Everything so far builds a model that predicts the next token in one quick pass. Ask it a hard math or logic problem and it often blurts out a confident — but wrong — answer.
A reasoning model is the exact same Transformer, trained to think before it answers.
The key shift: think, then answer
A normal model goes straight to the answer:
Question → Answer
A reasoning model writes a long private train of thought first:
Question → step, step, step, check, backtrack… → Answer
That middle part is a chain of thought — the model "talking to itself" on a scratchpad, working through the problem one step at a time, before committing to a final answer.
Why this makes it smarter
Remember: each token the model generates is one burst of computation. By producing hundreds of reasoning tokens before answering, the model spends far more compute on a hard problem than a single-pass answer ever could.
more thinking tokens → more computation → better answers on hard problemsLetting the model write more steps before answering gives it more chances to work things out — like a student using scratch paper instead of answering instantly.
This is called test-time compute: you make the model smarter by letting it think longer at answer-time, not only by making it bigger at training-time.
How it is trained
Start from a normal instruction-tuned model, then add a reasoning stage:
| Step | What happens |
| Show worked examples | Train on answers that include step-by-step working, not just the final result. |
| Let it attempt hard problems | On questions with a checkable answer (math, code), the model generates many full solution attempts. |
| Reward only correct answers | Give a point when the final answer is actually right, and reinforce the whole thinking path that got there. |
| Repeat millions of times | The model gradually discovers which styles of thinking earn points. |
reward = 1 if final answer is correct, else 0No human grades the individual steps. The model only earns a point when it lands on the right final answer — so it has to figure out good reasoning on its own.
This is reinforcement learning on verifiable rewards: because math and code answers can be checked automatically, no human has to label the reasoning. The model effectively teaches itself.
What emerges — by itself
The surprising part: nobody hand-codes these behaviors. With enough practice on checkable problems, the model spontaneously starts to:
- Self-correct — "wait, that step is wrong, let me redo it."

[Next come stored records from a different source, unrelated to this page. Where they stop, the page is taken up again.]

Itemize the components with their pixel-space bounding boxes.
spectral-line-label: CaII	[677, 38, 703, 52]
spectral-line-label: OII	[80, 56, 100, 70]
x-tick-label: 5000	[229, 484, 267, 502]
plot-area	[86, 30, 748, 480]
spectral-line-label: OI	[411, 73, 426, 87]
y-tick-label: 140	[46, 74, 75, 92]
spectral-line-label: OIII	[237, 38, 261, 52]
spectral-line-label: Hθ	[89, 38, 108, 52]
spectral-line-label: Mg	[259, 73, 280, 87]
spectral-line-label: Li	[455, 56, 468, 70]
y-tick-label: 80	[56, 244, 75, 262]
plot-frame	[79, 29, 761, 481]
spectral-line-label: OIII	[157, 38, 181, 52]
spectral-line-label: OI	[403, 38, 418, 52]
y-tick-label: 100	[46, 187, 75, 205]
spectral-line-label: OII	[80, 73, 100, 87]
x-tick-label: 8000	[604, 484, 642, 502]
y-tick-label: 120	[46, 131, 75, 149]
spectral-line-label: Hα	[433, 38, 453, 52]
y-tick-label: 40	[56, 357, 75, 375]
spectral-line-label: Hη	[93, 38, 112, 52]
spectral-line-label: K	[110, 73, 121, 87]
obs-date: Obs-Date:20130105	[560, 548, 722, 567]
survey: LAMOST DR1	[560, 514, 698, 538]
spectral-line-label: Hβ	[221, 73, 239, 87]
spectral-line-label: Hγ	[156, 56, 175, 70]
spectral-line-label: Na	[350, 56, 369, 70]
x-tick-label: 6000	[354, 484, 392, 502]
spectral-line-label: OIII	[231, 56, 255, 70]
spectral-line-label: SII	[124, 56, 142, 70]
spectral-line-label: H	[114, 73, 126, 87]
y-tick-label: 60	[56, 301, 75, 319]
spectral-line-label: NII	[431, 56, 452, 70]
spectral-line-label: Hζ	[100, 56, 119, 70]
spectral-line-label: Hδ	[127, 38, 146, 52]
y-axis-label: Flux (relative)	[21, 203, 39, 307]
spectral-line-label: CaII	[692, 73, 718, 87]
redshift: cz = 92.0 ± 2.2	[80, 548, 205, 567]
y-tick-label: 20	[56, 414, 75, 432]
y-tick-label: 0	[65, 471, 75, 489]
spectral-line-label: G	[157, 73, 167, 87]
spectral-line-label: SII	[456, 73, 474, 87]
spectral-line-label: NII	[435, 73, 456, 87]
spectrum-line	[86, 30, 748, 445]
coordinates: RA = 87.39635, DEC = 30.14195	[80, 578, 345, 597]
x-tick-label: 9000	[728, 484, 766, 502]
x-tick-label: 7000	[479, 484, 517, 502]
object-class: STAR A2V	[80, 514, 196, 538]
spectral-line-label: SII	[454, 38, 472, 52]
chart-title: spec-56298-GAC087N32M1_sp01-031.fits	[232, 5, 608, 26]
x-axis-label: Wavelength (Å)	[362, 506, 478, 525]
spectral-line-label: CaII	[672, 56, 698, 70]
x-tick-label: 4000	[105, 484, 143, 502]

- Break problems down — split a big question into smaller, easier pieces.
- Explore options — try several approaches and keep the one that works.
- Think longer on harder problems — spend more steps when a question is tough.
In the 100-book universe
Instead of instantly guessing the next plot point, the model first writes a scratchpad: "the gun appeared in chapter 1, the character is furious, an earlier promise was broken — so the likely next event is…" — and only then answers. We reward the chains that correctly predict held-out passages, and the model learns to reason about the story instead of pattern-matching.
The trade-off: reasoning is slower and more expensive — the model generates many hidden "thinking" tokens for every answer. The payoff is far higher accuracy on math, code, logic, and planning.
Same architecture, new skill: a reasoning model is not a different machine — it is a next-token predictor that has been rewarded for thinking out loud until it gets hard things right.